AgentSkillsCN

delegate

根据配额压力与路由规则,将任务委派给最合适的 AI 模型。

SKILL.md
--- frontmatter
name: delegate
description: Delegate a task to the optimal AI model based on quota pressure and routing rules
user-invocable: true
argument-hint: <task description>

Subtask — Delegate

Delegate a task to the best available AI model. The routing strategy is auto-loaded at session start — it tells the agent when and where to delegate.

External CLIs: codex (OpenAI) · codex review (separate quota) · gemini (Google) · agent (Cursor, manual-only)

All CLI flags MUST come from cached --help output. Never hardcode flags.

Usage

code
/subtask:delegate <task description>

Model hints can appear anywhere in the input:

  • Research caching best practices in Firebase — auto-routes
  • Review the auth changes using codex — Codex
  • Use gemini to analyze performance — Gemini
  • with codex, implement retry logic — Codex
  • Create a Linear ticket for the billing bug — Claude (needs MCP)
  • Analyze this with grok — Agent (Grok only available there)

Sandbox Rules

Apply the least access that satisfies the task. Derive flags from cached --help.

LevelAccessUse When
1. PipeNo filesystemSelf-contained: summarize, parse, generate from provided context
2. Read-onlyRead, no writesReviews, analysis, advisory needing codebase context
3. Working dirRead + scoped writesImplementation within a worktree or temp sandbox
4. Full accessRead + write beyond working dirNeeds config outside worktree (still sandboxed)

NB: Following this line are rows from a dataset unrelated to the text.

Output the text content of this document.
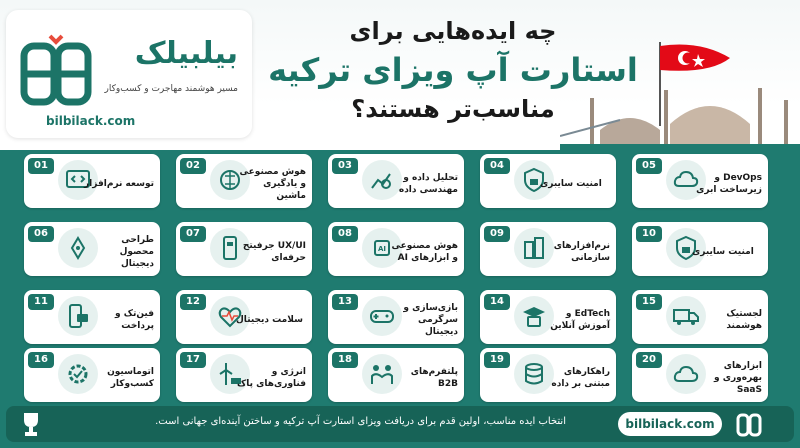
بیلبیلک
مسیر هوشمند مهاجرت و کسب‌وکار
bilbilack.com
چه ایده‌هایی برای
استارت آپ ویزای ترکیه
مناسب‌تر هستند؟
01
توسعه نرم‌افزار
02
هوش مصنوعی و یادگیری ماشین
03
تحلیل داده و مهندسی داده
04
امنیت سایبری
05
DevOps و زیرساخت ابری
06
طراحی محصول دیجیتال
07
UX/UI جرفیتح حرفه‌ای
08
AI هوش مصنوعی و ابزارهای AI
09
نرم‌افزارهای سازمانی
10
امنیت سایبری
11
فین‌تک و پرداخت
12
سلامت دیجیتال
13
بازی‌سازی و سرگرمی دیجیتال
14
EdTech و آموزش آنلاین
15
لجستیک هوشمند
16
اتوماسیون کسب‌وکار
17
انرژی و فناوری‌های پاک
18
پلتفرم‌های B2B
19
راهکارهای مبتنی بر داده
20
ابزارهای بهره‌وری و SaaS
انتخاب ایده مناسب، اولین قدم برای دریافت ویزای استارت آپ ترکیه و ساختن آینده‌ای جهانی است.	bilbilack.com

⛔ NEVER use elevated-permission flags. This is a hard constraint, not a guideline. ⛔

If a task cannot be completed within a sandbox, DO NOT delegate it. Fall back to Claude (native subagent) or abandon the delegation entirely. An unsandboxed external CLI invocation is never acceptable — not for any task, any provider, any reason.

CLIBanned flags
codex--dangerously-bypass-approvals-and-sandbox
gemini-y / --yolo, --approval-mode yolo
agent-f / --force, --sandbox disabled

This covers any flag — present or future — that bypasses permission prompts, auto-approves all actions, or disables the sandbox.

If the ideal sandbox level fails on a CLI, try a more relaxed sandbox on the same CLI if safe. If no sandboxed invocation works, do not delegate — use Claude (native subagent) instead.

Execution

All steps are silent — only the final result is shown to the user.

1. Parse Input

Extract task description and model hint (if any). Match hints case-insensitively: using <model>, use <model>, with <model>. Model names can include variants (e.g., "Codex 5.3 High"). Specific model names (e.g., "grok", "gpt-5.2") resolve by family (OpenAI → codex, Google → gemini). Models without a native CLI → agent if supported.

2. CLI Discovery

  1. Run <cli> --help for the selected CLI and cache output
  2. If routing selected agent, also run agent --list-models and cache

3. Route

Model hint present → use that provider unconditionally.

No model hint → classify the task and route per the Quota-pressure routing table (loaded at session start), which defines fallback chains and sandbox levels per task type. Tasks requiring MCP tools (Linear, Slack, Notion, etc.) stay on Claude (native subagent).

4. Persona (Optional)

If the task maps to an agent role in .claude/agents/*.md, read the matching definition and compose it into the prompt. Otherwise skip.

5. Launch

Native subagent (routed to Claude): spawn with persona + task description.

External CLI: derive flags for non-interactive mode, prompt, and sandbox level from cached --help. Additional rules:

  • Request summarized output for research/analysis/review tasks (not implementation)
  • Use text output format (not JSON/stream-JSON)
  • Always launch in background (run_in_background: true)
  • Working directory: relevant worktree path, or monorepo root

6. Monitor & Handle

Poll output silently. Kill the process if fatal patterns appear with no new output for ~10s:

  • denied by policy, permission error, permission denied
  • quota exhausted, exhausted your capacity
  • error executing tool, crash, panic, fatal

If output stalls without error patterns, ask the user before killing — it may be legitimately slow.

On failure:

  • Quota-related → skip to next provider immediately
  • Sandbox-related → try relaxed sandbox if safe, otherwise next provider
  • Transient (timeout, rate limit) → retry once, then treat as hard failure
  • User-specified model → show error, don't fall back
  • Auto-routed → fall back silently through priority chain

Output Format

subtask model: codex · reason: code review · sandbox: read-only

code
[model output here — fenced for external CLI, plain markdown for native subagent]

On failure, add a status line: **status:** error — <reason>.